Sorry for not giving you a solution; this is probably impossible, based on your information. Only one thing is more or less clear: you created incorrect dependency on time interval, I have no idea why. It has nothing to do with "bulk of code". So, here is the hint which may lead you to something better: your "bulk of code" just manifests your rotten design, which is incorrect in all cases, even with little code; and only by chance (combination of time intervals) you have an illusion that it "works". Roughly speaking, should you use slower CPU, and your application with "small code" will stop working. In other words, you don't have working application at all.

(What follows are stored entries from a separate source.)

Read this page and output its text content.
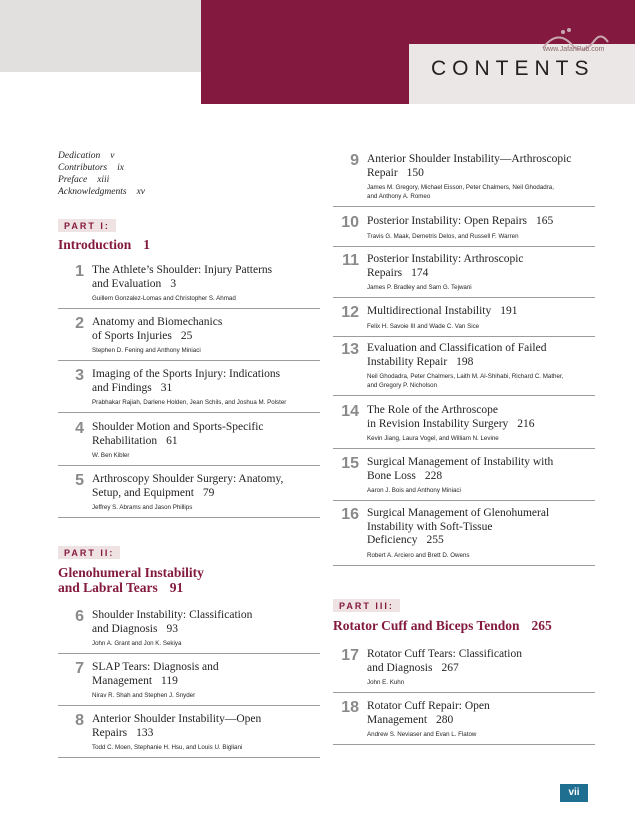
CONTENTS
www.JafariPub.com
Dedication v
Contributors ix
Preface xiii
Acknowledgments xv
PART I:
Introduction 1
1 The Athlete’s Shoulder: Injury Patterns
and Evaluation 3
Guillem Gonzalez-Lomas and Christopher S. Ahmad
2 Anatomy and Biomechanics
of Sports Injuries 25
Stephen D. Fening and Anthony Miniaci
3 Imaging of the Sports Injury: Indications
and Findings 31
Prabhakar Rajiah, Darlene Holden, Jean Schils, and Joshua M. Polster
4 Shoulder Motion and Sports-Specific
Rehabilitation 61
W. Ben Kibler
5 Arthroscopy Shoulder Surgery: Anatomy,
Setup, and Equipment 79
Jeffrey S. Abrams and Jason Phillips
PART II:
Glenohumeral Instability
and Labral Tears 91
6 Shoulder Instability: Classification
and Diagnosis 93
John A. Grant and Jon K. Sekiya
7 SLAP Tears: Diagnosis and
Management 119
Nirav R. Shah and Stephen J. Snyder
8 Anterior Shoulder Instability—Open
Repairs 133
Todd C. Moen, Stephanie H. Hsu, and Louis U. Bigliani
9 Anterior Shoulder Instability—Arthroscopic
Repair 150
James M. Gregory, Michael Eisson, Peter Chalmers, Neil Ghodadra,
and Anthony A. Romeo
10 Posterior Instability: Open Repairs 165
Travis G. Maak, Demetris Delos, and Russell F. Warren
11 Posterior Instability: Arthroscopic
Repairs 174
James P. Bradley and Sam G. Tejwani
12 Multidirectional Instability 191
Felix H. Savoie III and Wade C. Van Sice
13 Evaluation and Classification of Failed
Instability Repair 198
Neil Ghodadra, Peter Chalmers, Laith M. Al-Shihabi, Richard C. Mather,
and Gregory P. Nicholson
14 The Role of the Arthroscope
in Revision Instability Surgery 216
Kevin Jiang, Laura Vogel, and William N. Levine
15 Surgical Management of Instability with
Bone Loss 228
Aaron J. Bois and Anthony Miniaci
16 Surgical Management of Glenohumeral
Instability with Soft-Tissue
Deficiency 255
Robert A. Arciero and Brett D. Owens
PART III:
Rotator Cuff and Biceps Tendon 265
17 Rotator Cuff Tears: Classification
and Diagnosis 267
John E. Kuhn
18 Rotator Cuff Repair: Open
Management 280
Andrew S. Neviaser and Evan L. Flatow
vii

For the most general idea, get familiar with the concept of
race condition. I faced with more clear and definitive term meaning the same: "incorrect dependency on the time of execution":
http://en.wikipedia.org/wiki/Race_condition[
^].
It's likely that your case in more trivial. As you mentioned "interval time", I can assume you use some timer. Timers are potentially unreliable and should be used with great care, or not used at all. One simple idea is: imagine that your next timer event comes when the event handler invoked by previous timer even is not yet executed. It can create a great mess. So, the safe alternative would be using a separate thread working in a cycle, possibly with some sleep time in each cycle; in more advanced approach, you can adjust the sleep time based on real time measurement of time interval consumed by previous iteration. This is just one very basic idea. The "real" solution would need much more detailed knowledge or your problem.